Harper went 0 for 8 at the plate in the first two games at home in Nationals Park, leaving him 1 for 18 in the series after Game 4, but heading into the series finale, his manager continued to show faith in the outfielder that he'd wanted on the roster on Opening Day. "Well, knowing Bryce," Johnson said, "the conditions in St. Louis were pretty tough. It was hard. Pitch recognition was very tough there in the shadows. And with Bryce, when he doesn't do something spectacular, it's hard to believe, but he tries harder; and trying harder is not always better."

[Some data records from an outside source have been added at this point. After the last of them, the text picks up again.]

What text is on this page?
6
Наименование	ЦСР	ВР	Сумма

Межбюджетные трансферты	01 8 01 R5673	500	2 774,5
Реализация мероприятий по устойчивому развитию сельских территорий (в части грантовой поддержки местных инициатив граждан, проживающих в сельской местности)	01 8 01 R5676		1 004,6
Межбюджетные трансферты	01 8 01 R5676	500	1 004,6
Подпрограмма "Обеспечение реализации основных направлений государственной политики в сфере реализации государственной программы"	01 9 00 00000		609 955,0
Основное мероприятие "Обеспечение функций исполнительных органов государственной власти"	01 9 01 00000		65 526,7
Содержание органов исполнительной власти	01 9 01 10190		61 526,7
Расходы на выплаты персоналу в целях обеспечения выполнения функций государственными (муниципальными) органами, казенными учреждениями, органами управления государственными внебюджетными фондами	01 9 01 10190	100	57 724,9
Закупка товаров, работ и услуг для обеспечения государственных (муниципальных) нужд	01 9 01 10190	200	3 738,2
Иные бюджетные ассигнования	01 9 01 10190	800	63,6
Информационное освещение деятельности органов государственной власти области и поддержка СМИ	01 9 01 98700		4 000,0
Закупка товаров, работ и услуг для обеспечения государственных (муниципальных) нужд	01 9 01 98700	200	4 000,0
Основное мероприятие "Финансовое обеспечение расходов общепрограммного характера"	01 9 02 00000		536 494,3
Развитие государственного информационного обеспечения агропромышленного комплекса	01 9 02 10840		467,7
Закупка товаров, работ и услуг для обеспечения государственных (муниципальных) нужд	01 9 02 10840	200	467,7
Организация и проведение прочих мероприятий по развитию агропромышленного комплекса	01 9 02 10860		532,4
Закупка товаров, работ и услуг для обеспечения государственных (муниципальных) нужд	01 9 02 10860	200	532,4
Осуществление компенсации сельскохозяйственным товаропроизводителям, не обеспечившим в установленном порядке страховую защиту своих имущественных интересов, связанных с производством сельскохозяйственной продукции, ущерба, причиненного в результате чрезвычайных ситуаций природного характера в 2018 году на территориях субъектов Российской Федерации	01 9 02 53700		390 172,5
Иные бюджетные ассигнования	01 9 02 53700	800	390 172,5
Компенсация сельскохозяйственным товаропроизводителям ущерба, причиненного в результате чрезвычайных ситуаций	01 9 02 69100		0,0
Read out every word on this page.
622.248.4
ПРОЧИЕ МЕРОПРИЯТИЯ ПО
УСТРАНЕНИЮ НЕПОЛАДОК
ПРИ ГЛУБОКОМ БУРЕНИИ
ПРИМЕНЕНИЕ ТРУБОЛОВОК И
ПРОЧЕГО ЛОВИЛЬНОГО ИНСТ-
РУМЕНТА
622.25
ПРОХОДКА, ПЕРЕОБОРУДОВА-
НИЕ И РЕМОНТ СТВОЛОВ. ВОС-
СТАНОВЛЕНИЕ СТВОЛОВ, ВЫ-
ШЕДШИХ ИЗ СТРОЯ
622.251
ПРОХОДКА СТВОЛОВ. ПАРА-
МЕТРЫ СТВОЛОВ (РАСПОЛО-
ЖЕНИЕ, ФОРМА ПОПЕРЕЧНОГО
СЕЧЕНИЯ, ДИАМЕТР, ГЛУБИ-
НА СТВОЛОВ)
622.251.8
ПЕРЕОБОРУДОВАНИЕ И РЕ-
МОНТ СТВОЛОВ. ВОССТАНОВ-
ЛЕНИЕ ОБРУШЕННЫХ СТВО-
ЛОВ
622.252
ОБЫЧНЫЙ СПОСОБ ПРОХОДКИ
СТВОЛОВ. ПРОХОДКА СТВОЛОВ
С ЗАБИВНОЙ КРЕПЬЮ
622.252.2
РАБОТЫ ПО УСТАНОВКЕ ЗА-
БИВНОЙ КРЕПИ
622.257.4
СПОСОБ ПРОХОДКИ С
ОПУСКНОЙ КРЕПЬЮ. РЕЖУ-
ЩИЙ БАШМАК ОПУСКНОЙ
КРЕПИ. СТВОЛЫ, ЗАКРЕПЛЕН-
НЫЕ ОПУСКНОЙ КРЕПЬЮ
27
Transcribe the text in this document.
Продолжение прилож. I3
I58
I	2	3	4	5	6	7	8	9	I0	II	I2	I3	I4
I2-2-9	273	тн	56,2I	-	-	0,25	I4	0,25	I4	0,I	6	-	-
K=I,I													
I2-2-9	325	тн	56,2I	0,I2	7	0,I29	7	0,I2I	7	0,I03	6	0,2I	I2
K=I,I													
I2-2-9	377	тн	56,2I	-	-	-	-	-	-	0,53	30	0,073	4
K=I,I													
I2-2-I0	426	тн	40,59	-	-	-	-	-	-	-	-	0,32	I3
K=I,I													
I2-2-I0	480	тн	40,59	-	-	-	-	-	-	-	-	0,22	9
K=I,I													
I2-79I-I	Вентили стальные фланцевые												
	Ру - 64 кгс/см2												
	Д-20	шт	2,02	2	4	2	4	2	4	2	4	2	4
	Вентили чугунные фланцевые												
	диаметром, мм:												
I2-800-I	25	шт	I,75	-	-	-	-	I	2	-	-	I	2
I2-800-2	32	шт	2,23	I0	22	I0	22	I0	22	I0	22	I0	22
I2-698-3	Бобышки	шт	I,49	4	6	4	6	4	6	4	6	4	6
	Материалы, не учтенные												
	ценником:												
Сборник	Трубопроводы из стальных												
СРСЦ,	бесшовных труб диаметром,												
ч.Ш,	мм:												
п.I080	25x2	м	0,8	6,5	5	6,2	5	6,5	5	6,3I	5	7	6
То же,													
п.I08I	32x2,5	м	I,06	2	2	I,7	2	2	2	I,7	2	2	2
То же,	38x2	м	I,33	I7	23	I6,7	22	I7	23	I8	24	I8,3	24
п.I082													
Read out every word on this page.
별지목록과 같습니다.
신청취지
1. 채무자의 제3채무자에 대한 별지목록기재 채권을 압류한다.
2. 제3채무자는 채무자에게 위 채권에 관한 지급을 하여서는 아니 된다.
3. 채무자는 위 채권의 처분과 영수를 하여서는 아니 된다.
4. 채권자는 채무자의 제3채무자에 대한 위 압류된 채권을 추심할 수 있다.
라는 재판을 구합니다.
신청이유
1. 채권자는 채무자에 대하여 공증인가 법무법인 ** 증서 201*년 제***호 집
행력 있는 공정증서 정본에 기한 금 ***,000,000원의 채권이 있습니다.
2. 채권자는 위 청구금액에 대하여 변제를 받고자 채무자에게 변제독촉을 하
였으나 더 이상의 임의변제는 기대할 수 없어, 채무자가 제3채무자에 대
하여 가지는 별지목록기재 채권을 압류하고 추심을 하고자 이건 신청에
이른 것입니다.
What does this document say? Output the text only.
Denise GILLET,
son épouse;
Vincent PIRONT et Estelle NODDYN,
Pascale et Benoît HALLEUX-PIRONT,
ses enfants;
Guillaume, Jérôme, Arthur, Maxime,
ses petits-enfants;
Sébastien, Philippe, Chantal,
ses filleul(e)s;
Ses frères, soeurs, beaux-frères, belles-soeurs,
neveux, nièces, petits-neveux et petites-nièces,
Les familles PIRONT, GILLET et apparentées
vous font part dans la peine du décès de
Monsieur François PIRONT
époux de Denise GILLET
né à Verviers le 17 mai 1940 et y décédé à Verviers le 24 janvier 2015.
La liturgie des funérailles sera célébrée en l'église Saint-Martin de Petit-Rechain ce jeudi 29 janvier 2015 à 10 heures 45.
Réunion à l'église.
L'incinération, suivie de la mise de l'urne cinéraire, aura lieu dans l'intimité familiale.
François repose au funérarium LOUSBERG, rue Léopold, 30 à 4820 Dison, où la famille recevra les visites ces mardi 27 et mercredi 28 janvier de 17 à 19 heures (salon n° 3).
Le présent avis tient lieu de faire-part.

"He's done great," Johnson continued, "I mean, the tension of a pennant race in September, he played like a veteran. But he still expects a lot of himself and even one ballgame, if it doesn't go where he does a lot of good things, he's going to just try harder. And he's going to expand the zone. But I look for him -- I mean, he's had four games now, so he should be calmed down, he should be all right."

In Game 5, with the season on the line, Harper came out swinging, with an RBI triple in his first at bat and a home run to center the second time up that had the Nationals out to a 4-0 lead, and after Michael Morse homered two at bats later, a 6-0 lead over the Cardinals. Harper became the second-youngest player (behind only Atlanta's Andruw Jones) to homer in a playoff game, but he went 0 for 3 with 2 Ks in his final three ABs, leaving him 3 for 23 with a double, triple, a home run and eight Ks in his first postseason run.

When the game ended with a dramatic ninth-inning collapse, the 19-year-old rookie sat alone on the dugout bench for a few minutes taking it all in. When he spoke to reporters aftewards, the first-year major leaguer told reporters, including the Washington Post's James Wagner, that it wasn't the way he wanted to finish his first major league season. "'It’s not how I wanted my year to end, definitely,'" Harper said, "'I wanted to play deeper into the postseason, not ready to go home, don’t want to take off that uniform.'" The positive, as he saw it, was that he was just getting started. "'I get 20 more years of this,'" Harper said.

You hope that's not the sort of statement that comes back to haunt him if the Nationals (or any other teams Harper ends up playing for in his career) can't repeat the success Washington had during his first MLB season, but the Nats' success was in no small part due to the work their 19-year-old, preternaturally-gifted hitter did in a season full of firsts for a players who did things few teenagers in the history of the game were able to accomplish in their own rookie campaigns. Looking back and saying you saw this impressive first season by a true once-in-a-generation talent is one of many small consolations Nationals fans can take solace in after the heartbreak they suffered as a group on Friday night.